C’était une grande femme sèche, vêtue d’un vieux jupon sale et coiffée d’un bonnet de coton à la mode du pays ; elle avait plus de barbe au menton que son mari et ne paraissait point habituée à lui obéir. Elle ne fit pas un très bel accueil à Clopinet et Laquille fut obligé de lui dire bien vite que sa présence chez eux n’était pas pour durer ; elle lui servit à souper en rechignant et en remarquant avec humeur qu’il avait un appétit de marsouin.

Le lendemain, Laquille fit ce qu’il avait promis. Il conduisit Clopinet chez divers patrons de barque, qui, le voyant boiter, le refusèrent. Il en fut de même quand il le présenta aux hommes chargés de recruter pour la marine du roi. Le pauvre Clopinet rentra bien humilié au logis de son oncle, et celui-ci fut forcé d’avouer à sa femme qu’ils n’avaient réussi à rien, parce que l’enfant avait une jambe faible, et que, n’ayant pas été élevé au bord de la mer, il n’avait pas non plus la mine hardie et la tournure leste qui conviennent à un marin.

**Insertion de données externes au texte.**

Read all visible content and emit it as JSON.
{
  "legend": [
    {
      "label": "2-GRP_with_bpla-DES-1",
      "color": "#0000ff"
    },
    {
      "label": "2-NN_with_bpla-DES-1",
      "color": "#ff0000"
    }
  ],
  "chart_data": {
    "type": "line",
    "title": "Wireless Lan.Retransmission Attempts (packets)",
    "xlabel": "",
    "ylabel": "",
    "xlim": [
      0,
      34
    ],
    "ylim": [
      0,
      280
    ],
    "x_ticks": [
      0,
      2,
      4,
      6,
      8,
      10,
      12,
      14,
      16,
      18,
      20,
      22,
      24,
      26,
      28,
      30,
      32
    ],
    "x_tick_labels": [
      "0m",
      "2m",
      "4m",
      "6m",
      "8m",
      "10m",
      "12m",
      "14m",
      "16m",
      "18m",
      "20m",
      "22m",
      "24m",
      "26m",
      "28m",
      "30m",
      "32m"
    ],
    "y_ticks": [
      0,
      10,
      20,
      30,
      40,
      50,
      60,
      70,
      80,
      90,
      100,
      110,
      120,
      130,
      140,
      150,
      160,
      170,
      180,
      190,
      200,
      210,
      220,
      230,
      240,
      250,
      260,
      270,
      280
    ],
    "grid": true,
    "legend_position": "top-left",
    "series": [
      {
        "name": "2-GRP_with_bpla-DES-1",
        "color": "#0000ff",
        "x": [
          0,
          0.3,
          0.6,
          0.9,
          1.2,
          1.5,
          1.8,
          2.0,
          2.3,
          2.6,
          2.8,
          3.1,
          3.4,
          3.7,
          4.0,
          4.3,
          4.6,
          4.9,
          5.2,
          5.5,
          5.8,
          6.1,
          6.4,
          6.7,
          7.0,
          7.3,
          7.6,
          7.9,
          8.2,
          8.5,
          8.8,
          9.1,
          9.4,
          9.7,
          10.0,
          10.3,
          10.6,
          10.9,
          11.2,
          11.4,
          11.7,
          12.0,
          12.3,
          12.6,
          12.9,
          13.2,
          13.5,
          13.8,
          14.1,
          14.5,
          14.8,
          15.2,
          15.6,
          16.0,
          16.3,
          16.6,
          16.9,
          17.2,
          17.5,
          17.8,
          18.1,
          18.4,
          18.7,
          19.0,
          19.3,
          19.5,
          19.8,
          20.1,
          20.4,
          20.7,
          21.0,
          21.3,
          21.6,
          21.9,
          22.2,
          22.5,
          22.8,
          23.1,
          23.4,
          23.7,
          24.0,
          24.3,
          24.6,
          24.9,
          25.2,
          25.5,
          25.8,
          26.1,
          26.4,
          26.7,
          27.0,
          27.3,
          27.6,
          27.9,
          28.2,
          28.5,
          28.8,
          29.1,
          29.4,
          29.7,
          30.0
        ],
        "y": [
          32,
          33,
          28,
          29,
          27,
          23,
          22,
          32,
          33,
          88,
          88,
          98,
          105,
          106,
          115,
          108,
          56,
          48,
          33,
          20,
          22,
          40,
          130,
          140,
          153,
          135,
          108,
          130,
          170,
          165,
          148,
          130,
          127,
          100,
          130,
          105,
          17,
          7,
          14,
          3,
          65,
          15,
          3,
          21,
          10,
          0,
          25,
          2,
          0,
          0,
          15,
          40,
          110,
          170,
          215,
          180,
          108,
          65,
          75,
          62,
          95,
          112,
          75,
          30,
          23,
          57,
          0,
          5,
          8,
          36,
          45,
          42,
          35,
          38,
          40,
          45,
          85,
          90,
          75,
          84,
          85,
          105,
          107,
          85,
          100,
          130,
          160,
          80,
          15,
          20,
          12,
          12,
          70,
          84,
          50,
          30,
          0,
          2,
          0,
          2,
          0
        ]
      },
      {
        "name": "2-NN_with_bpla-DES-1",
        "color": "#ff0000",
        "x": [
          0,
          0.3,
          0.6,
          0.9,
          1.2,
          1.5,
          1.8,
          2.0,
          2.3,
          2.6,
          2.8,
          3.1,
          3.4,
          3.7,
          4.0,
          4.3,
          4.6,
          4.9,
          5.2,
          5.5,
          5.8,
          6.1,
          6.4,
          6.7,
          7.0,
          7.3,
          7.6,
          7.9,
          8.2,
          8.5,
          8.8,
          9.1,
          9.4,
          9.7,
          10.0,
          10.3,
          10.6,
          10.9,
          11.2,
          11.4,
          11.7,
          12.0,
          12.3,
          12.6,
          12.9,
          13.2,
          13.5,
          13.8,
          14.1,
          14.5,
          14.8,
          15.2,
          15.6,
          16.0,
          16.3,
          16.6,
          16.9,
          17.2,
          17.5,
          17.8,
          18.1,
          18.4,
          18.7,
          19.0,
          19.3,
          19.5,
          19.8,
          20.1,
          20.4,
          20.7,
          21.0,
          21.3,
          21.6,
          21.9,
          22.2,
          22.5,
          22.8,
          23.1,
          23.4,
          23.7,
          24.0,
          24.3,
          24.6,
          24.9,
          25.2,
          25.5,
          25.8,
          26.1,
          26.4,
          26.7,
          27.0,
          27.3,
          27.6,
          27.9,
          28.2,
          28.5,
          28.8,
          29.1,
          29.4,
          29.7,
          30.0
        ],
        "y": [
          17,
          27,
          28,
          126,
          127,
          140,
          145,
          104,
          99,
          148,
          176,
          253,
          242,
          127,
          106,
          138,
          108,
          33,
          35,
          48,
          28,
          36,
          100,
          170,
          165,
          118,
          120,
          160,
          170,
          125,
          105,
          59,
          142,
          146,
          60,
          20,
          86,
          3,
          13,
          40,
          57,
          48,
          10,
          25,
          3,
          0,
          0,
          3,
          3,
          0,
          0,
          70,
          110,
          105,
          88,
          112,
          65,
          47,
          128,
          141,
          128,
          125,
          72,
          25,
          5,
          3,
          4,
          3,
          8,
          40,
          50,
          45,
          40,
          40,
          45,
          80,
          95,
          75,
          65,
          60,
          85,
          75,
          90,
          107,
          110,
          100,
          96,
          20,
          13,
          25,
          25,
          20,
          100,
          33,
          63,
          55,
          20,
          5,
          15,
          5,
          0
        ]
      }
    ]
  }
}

– J’en étais bien sûre, répondit madame Laquille. Il n’est bon à rien, pas même à faire un lourdaud de paysan. Tu as eu grand tort de t’en charger, tu ne fais que des sottises quand je ne suis pas là. Il faut le conduire au tailleur ou à ses parents. J’ai assez d’enfants comme ça et ne me soucie point d’un inutile de plus à la maison.

– Patience, ma femme ! répondit Laquille. Il est possible que quelqu’un veuille de lui pour aller à la pêche de la morue.

Madame Laquille haussa les épaules. Le village regorgeait d’enfants déjà dressés à la pêche, et personne ne voudrait de celui-ci qui ne savait rien et n’intéressait personne. Laquille s’obstina à essayer dès le lendemain, mais il échoua. Tout le monde avait plus d’enfants que d’ouvrage à leur donner. Madame Laquille s’écria que, pour son compte, elle en avait trop et n’entendait pas en nourrir un de plus. Laquille lui demanda de prendre patience encore quelques jours et mena Clopinet à la pêche. Ce fut un grand plaisir pour l’enfant, qui oublia tous ses chagrins en se sentant enfin ballotté sur cette grande eau qu’il aimait tant. – C’est pourtant un gars solide, disait Laquille en rentrant ; il n’a peur de rien, il n’est pas malade en mer, et même il a le pied marin. Si je pouvais le garder, j’en ferais quelque chose.

Madame Laquille ne répondit rien ; mais, quand la nuit fut venue et que tous les enfants furent couchés, Clopinet, qui ne dormait pas, car l’inquiétude le tenait éveillé, entendit la femme au bonnet de coton dire à son mari : – En voilà assez ! Le tailleur doit passer ici demain matin pour aller chercher des marchandises à Honfleur ; j’entends que tu lui rendes son apprenti ; il saura bien le mettre à la raison. Il n’y a rien de tel pour rendre les enfants gentils que de les fouailler jusqu’au sang.

Laquille baissa la tête, soupira et ne répondit point. Clopinet vit que son sort était décidé, et que, pas plus que sa mère, son oncle ne le préserverait du tailleur. Alors, résolu à se sauver, il attendit que tout le monde fût endormi et se leva tout doucement. Il mit ses habits, prit son paquet qui lui servait d’oreiller et s’assura que son argent était dans sa poche, se disposant à quitter son lit. C’était un drôle de lit, je dois vous le dire. Comme tous les enfants de Laquille étaient couchés bien serrés avec le père et la mère dans les deux seules couchettes qu’il y eût dans la maison, on avait mis une botte d’algues pour Clopinet dans une petite soupente qui donnait contre une lucarne et où il fallait monter avec une échelle. Il allongea donc un pied dans l’obscurité pour trouver le barreau de cette échelle ; mais il ne sentit rien, et se souvint que madame Laquille l’avait retirée pour grimper à son grenier, qui était en face, à l’autre bout de la chambre. Clopinet souleva une petite loque qui servait de rideau à sa lucarne et vit qu’il faisait une nuit claire. Il put s’assurer ainsi que l’échelle était hors de portée et qu’il n’était pas possible de sauter de si haut dans la chambre sans se casser le cou.

Chose singulière, il ne pensa point à ses ailes. Son frère s’étant moqué de lui à ce sujet, il n’avait osé en reparler à personne et il se disait qu’il les avait peut-être rêvées. Pourtant il fallait partir et ne pas attendre le jour. Il ouvrit la lucarne et s’assura que son corps pouvait y passer ; mais, en mettant la tête dehors, il vit que c’était beaucoup trop haut pour sauter.